Japan's high-definition TV system gets reprieve


TOKYO -- It was a display of confusion and cross-purposes totally unlike the Japan the world once thought it knew.

Tuesday, a senior official said Japan would cease support for HHTC Japanese standard for super-high-quality televisions because the technology had not kept up with world trends.

Yesterday, the official recanted, and presidents of Japan's top electronics firms launched a counterattack to assure consumers that the technology was alive and well.

The flap over high-definition television, or HDTV, underscores the high risks of government planning where the pace of technological change is swift. Although Japanese corporations spent an estimated $3 billion on the system, called Hi-Vision, most analysts believe the next generation of television sets will eventually use a fully digital standard easily compatible with computers. Such a standard is now being developed by a "grand alliance" of U.S. companies led by Zenith.

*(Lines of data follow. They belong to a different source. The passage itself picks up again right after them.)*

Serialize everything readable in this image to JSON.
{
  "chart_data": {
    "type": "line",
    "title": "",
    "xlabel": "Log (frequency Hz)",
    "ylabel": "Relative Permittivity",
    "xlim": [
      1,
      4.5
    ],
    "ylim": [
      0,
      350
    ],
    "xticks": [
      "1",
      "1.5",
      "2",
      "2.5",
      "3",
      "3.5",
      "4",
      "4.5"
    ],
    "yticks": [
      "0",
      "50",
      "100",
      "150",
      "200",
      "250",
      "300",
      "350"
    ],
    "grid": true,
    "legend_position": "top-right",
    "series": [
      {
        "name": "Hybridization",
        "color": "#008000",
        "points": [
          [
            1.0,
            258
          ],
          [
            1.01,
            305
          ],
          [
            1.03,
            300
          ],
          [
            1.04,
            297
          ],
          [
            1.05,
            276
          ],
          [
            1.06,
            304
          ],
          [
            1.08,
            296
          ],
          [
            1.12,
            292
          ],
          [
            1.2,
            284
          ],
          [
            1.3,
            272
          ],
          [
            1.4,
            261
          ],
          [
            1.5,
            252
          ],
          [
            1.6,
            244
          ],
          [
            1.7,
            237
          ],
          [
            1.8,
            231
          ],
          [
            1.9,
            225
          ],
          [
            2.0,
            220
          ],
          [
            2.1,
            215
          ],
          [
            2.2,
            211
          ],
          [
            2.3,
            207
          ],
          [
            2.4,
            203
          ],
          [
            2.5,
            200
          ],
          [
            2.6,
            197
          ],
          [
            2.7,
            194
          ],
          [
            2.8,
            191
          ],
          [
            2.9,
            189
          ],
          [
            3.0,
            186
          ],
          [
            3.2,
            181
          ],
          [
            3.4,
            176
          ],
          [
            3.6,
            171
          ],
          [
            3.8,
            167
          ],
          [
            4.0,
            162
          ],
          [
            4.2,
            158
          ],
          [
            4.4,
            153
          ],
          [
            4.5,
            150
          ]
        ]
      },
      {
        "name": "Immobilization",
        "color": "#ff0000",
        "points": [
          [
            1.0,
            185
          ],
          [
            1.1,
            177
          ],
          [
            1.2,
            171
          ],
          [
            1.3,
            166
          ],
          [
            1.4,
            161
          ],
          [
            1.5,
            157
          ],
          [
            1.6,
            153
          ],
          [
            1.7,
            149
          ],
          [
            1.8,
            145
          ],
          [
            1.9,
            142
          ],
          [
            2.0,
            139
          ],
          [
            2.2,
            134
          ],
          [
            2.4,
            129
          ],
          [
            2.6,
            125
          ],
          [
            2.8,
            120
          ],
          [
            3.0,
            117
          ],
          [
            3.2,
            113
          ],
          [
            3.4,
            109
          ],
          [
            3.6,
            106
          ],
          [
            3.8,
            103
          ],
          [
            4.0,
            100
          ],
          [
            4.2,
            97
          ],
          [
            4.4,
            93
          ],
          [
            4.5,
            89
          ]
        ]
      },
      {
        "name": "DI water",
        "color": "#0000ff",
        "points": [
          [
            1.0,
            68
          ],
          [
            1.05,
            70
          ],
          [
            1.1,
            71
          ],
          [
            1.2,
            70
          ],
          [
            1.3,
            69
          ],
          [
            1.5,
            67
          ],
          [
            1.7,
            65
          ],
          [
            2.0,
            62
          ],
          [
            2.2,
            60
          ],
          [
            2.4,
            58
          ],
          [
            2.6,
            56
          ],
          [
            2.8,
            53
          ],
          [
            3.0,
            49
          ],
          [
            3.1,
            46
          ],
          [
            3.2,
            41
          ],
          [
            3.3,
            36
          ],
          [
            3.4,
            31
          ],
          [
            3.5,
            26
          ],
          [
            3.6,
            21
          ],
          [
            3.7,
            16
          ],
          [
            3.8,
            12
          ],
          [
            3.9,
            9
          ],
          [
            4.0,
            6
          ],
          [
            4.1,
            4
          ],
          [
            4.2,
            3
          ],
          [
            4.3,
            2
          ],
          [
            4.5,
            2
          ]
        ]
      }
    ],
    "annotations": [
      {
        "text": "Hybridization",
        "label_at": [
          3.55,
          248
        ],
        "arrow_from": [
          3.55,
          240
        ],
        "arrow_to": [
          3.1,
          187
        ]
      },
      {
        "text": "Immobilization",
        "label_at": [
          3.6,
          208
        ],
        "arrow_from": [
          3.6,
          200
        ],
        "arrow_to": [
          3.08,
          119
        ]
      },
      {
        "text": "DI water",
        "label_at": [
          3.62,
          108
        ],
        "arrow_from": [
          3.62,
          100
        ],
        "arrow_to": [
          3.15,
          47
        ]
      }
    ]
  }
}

Akimasa Egawa, a top Ministry of Post and Telecommunications official, shocked Japan on Tuesday when he announced at a news conference that Japan would abandon the Hi-Vision standard to put the nation in line with the trend toward digital television in the rest of the world.

A furious reaction from industry and Japan's powerful semi-governmental television station, NHK, forced Mr. Egawa to retract his statement.

Experimental HDTV broadcasts will be expanded into full-time regular broadcasting, as previously planned, once a new satellite goes in service in 1997, Mr. Egawa said.

After Mr. Egawa spoke, the presidents of Sony, Matsushita Electric and NEC Corp., three of Japan's leading electronics manufacturers, held their own joint news conference to assure the public that the Hi-Vision standard would continue to expand in use into the next century.

"I fear that recent reports have given the impression that the digital system will take over, when that is not true," said a visibly emotional Tadahiro Sekimoto, president of NEC Corp. "I just hope that the media do not put off consumers from buying."